Event on spiritual emergence / emergencies on Thursday May 10
One of the topics I'm most passionate about is changing western culture's attitudes to spiritual experiences, so people not so afraid of them and keen to pathologize them, but are able to be open and friendly to unusual experiences when they arise, to see them as a gift.
As more and more westerners meditate, take psychedelics and pursue other spiritual practices, more and more are reporting mystical-type experiences - according to Gallup, the percentage of Americans who say they've had at least one mystical experience has risen from 20% in 1960 to around 50% now. But some of those experiences will be quite disturbing and unsettling - moments of ecstasy, after all, are moments you go beyond your ordinary ego and feel a connection to something far greater than you. The ego isn't always into that.
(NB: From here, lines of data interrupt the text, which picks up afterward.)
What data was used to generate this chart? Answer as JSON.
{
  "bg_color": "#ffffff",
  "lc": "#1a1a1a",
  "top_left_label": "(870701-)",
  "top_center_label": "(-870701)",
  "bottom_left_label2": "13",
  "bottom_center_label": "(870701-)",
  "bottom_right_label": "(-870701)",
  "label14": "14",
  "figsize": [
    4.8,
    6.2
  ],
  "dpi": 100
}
That's why we, as a culture, need to learn how to navigate these experiences and welcome them as a gift. That's what the event on Thursday May 10 in London is all about. You can get tickets here.
We have four fantastic speakers -
Anthony Fidler, who I interviewed earlier this year - he has had occasional psychosis-like episodes over the last decade but has learned to use mindfulness and connection practices to deal with them calmly, openly and without medication.
Louisa Tomlinson, who is one of my oldest friends, a poet and shamanic healer, who will talk - for the first time in the UK - about the powerful spiritual awakening she experienced a decade ago (while I was living with her, by the by - she didn't feel she could tell me about it because she thought I'd be too rationalist/sceptic!).
Anna Beckman, who is a film-maker and therapist, who again will talk about her own personal experience of awakening for the first time.
And Dr Tim Read, a psychiatrist and one of the founders of the Psychiatry and Spirituality interest group at the Royal College of Psychiatrists. He'll tell us where the psychiatry profession is now in terms of being less hostile to spiritual experiences.
I'll also talk a bit about my own spiritual emergency after I took ayahuasca last year, and the importance of mindfulness and friendship in guiding you through these experiences safely.
If you're interested in the mind, consciousness, the soul, mystical experience, the nature of reality and - at a more basic level - the spiritual tools we need to flourish in life, then this event is for you.
The event is in St Mary Aldermary in central London, but obviously isn't a Christian event - it will be open to multiple perspectives, from materialist to shamanic to Buddhist to Jungian. And Christian too, if that's your thing!
I really hope you can make it. I've been organizing events for over a decade, and I feel this one is really important and will be fascinating.